Yellow Flag Questions
About Work Life Balance:
How strict is the return-to-office policy?
Is there good work-life balance?
Do people work late a lot?
How many hours per week do people typically work?
Can I leave at 5pm every day?
How often do people work on weekends?
What are the core hours I need to be available?
Is this role high-pressure?
How stressful is this job?
Will I be expected to be available after hours?
How fast-paced is the environment?
How often do people work more than 40 hours a week?
If there's a production issue at 9pm, am I expected to jump on immediately?
Financial Concerns
Is the company doing okay financially?
How much runway do you have left?
Are you going to make it to the next funding round?
When will you be profitable?
Are investors happy with your progress?
Job Security:
Will this role definitely still exist in six months?

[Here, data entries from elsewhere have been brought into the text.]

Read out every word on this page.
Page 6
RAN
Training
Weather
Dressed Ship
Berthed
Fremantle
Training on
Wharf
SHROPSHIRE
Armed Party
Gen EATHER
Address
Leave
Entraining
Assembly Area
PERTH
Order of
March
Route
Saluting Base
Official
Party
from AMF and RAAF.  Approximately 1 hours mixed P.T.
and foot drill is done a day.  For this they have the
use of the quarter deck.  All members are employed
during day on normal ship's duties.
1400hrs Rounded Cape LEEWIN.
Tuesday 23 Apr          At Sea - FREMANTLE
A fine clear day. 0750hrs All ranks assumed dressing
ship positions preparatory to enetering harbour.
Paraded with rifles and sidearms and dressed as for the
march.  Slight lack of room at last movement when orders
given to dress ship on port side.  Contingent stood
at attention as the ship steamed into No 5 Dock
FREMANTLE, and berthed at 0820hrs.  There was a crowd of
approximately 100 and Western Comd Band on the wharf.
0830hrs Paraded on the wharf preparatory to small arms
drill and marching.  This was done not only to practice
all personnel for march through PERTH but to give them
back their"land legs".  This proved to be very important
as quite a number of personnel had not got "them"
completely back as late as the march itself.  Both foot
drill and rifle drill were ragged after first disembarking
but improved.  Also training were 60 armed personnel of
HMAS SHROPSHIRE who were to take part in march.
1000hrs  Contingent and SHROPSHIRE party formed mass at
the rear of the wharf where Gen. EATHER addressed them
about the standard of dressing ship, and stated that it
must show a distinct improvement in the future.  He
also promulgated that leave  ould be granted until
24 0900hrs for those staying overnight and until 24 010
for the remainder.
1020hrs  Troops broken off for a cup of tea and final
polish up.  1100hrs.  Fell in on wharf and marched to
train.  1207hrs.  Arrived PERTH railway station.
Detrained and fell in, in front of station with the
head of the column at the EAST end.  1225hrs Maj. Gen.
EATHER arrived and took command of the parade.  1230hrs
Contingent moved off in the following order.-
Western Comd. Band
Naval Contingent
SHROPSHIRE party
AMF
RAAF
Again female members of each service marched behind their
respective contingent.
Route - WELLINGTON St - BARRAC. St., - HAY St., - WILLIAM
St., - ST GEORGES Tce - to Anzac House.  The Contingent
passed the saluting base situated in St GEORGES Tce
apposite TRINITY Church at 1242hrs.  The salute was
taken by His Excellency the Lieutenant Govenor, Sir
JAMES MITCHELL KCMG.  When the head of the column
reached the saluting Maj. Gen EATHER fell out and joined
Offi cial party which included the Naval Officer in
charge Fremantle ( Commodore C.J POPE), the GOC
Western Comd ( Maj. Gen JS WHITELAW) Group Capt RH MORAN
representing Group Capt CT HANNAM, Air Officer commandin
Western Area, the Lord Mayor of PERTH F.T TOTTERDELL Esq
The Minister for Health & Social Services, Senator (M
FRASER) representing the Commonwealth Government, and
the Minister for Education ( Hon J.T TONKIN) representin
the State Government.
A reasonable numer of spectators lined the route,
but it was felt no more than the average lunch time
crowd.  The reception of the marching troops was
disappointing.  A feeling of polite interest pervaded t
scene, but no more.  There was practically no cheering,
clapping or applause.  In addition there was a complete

Has this position had high turnover?
Why did the last person leave?
Am I replacing someone who was fired?
How many people have you laid off this year?
Burnout & Sustainability:
How does the company prevent burnout?
What happens when someone is clearly overworked?
How sustainable is the pace long-term?
What's the culture around taking breaks during the day?
Do people feel guilty about not working evenings and weekends?
How do you handle it when people need to slow down for their mental health?
Is there an expectation to always be "on" and high-energy?
What's the typical tenure—do people burn out and leave quickly?
Promotions:
How long does it typically take to get promoted from this level?
How much time do engineers typically spend in meetings?
What's the expectation around synchronous collaboration versus deep work time?
How much product thinking is expected from engineers?
How often do team members actually get promoted?
How often are people actually paid their end of year bonuses?